In my experience they are correct all of the time for simple renames. It's when you move a file and make substantial edits that it gets confused.

I think it's reasonable to argue that git shouldn't get confused in this scenario, but you could also do your renames in one commit and your changes in another.


Would it make sense to make one commit for the move and one for the changes?


I wish I didn't have to think about it and git supported file renaming properly so a unit of change that hasn't much sense when it is split can stay a unit, but without it yes, I think it makes sense to commit renames separately so history can be tracked more easily.

I think git can be configured on how hard it tries to find renames from similarity between a deleted file and an added file.
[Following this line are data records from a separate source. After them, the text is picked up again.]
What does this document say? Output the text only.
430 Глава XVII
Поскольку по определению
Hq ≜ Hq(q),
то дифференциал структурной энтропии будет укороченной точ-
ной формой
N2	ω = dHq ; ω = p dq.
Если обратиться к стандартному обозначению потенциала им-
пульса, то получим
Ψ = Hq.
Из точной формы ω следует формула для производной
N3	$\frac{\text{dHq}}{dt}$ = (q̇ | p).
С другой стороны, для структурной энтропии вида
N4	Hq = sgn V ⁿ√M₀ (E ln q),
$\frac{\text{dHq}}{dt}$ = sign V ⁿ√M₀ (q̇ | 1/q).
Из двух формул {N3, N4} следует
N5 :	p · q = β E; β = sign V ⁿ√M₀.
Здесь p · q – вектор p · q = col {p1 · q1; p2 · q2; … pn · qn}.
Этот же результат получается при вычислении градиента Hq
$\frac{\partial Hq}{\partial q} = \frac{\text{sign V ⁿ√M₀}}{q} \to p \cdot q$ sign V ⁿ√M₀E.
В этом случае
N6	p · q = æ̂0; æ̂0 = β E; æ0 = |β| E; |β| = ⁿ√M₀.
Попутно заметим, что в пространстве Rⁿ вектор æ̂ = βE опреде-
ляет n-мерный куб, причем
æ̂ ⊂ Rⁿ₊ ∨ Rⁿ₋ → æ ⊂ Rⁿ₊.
No, it makes no difference. Git doesn't look at the full history when performing a merge, it just looks for similarity between the paths and files in the commits being merged, and the common base commit (which you can discover by running `git merge-base`). It doesn't keep any metadata about whether something was a move: as far as the actual data structures are concerned, you deleted file a/b/c and added file d/e/f, that have the same file content hash.

You can find more information on how Git now does it at https://blog.palantir.com/optimizing-gits-merge-machinery-1-... . I think this first started to be released in v2.31.0, and completed in v2.33.0. v2.34.0 switched the default merge strategy to the new 'ort' strategy mentioned in that blog.


The "git log" "follow renames" logic isn't the same as conceptually related merge logic.

I think there are unfortunately still cases where what the GP is suggesting improves the UX, i.e. I think some shortcuts are taken when following a file if the content doesn't change.

IIRC this matters particularly for very large renames, at some point during revision walking we'll give up trying to match your A.txt to B.txt, but if they're the same...


No, because you often have to make changes to the file to get it to compile after loving to a new location. It's much more annoying to review history with changes that can't possibly compile.


This isn't necessarily an issue, depending on what you mean by "review". The one case I really run into is bisects, but even for that you can tell it to just skip commits that won't build.


Yes, in some cases, but it depends on your workflow. Some projects require each commit on the main branch to be fully working and pass all the tests.


> It's when you move a file and make substantial edits that it gets confused.

It's your POV that it's the same file. One could argue that it's a new file and the content of the old one embed in the file. That's the huge problem with git users, people cling desperately to the idea of changes, when git is just about snapshots.


People "cling desperately" to the way they are actually working. That Git uses an alien model that happens to somewhat match what I'm doing doesn't mean I'm "desperately clinging" to the actual reality of what I'm doing (editing a file).


So if someone creates a new file and integrate the content of the old file to reach the same folder state than yours, you think s/he does something different?


Yes? Editing a file is different from creating a new file with some code copied from somewhere else, obviously. They may reach the same end state, but that doesn't make them the same operation.

It also happens that one is much, much more common in software development than the other, so it's a much better mental model of what SEs do.


> They may reach the same end state, but that doesn't make them the same operation.

So you're clinging to your mental model. Thanks for proving my point.


This is how work is actually done, and my mental model matches how I and my colleagues and yours as well actually work.

I could contort my mental model to make it match how Git works, but it is a contortion that some tool imposes on me.

We work in computing, I would expect everyone's mental models to be computational, not equational - different algorithms with the same result are still different. QuickSort is not the same as Merge sort just because they have the same inputs and outputs.


The issue is that the path you used to go from A to B is yours, one could use a totally different path. But what really matters is that your product is now in state B. That's what you ship, not the path.


Git has both concepts, snapshots and changes. You'd have to contort yourself more than a bit to describe common uses of "git rebase" without viewing it as changes, for instance.

You may be aluding to git's underlying storage being snapshot based, but it actually also has diffs in pack files.


> but it actually also has diffs in pack files

Storage optimization, absolutely unrelated to the diff between two snapshots.


The semantic layer uses both, and the implementation layer uses both. Saying that it's one or the other just seems misguided.


I don't understand your point. Mine was just that git could decide to store only snapshots, it would change nothing except for low level commands that deal directly with objects storage.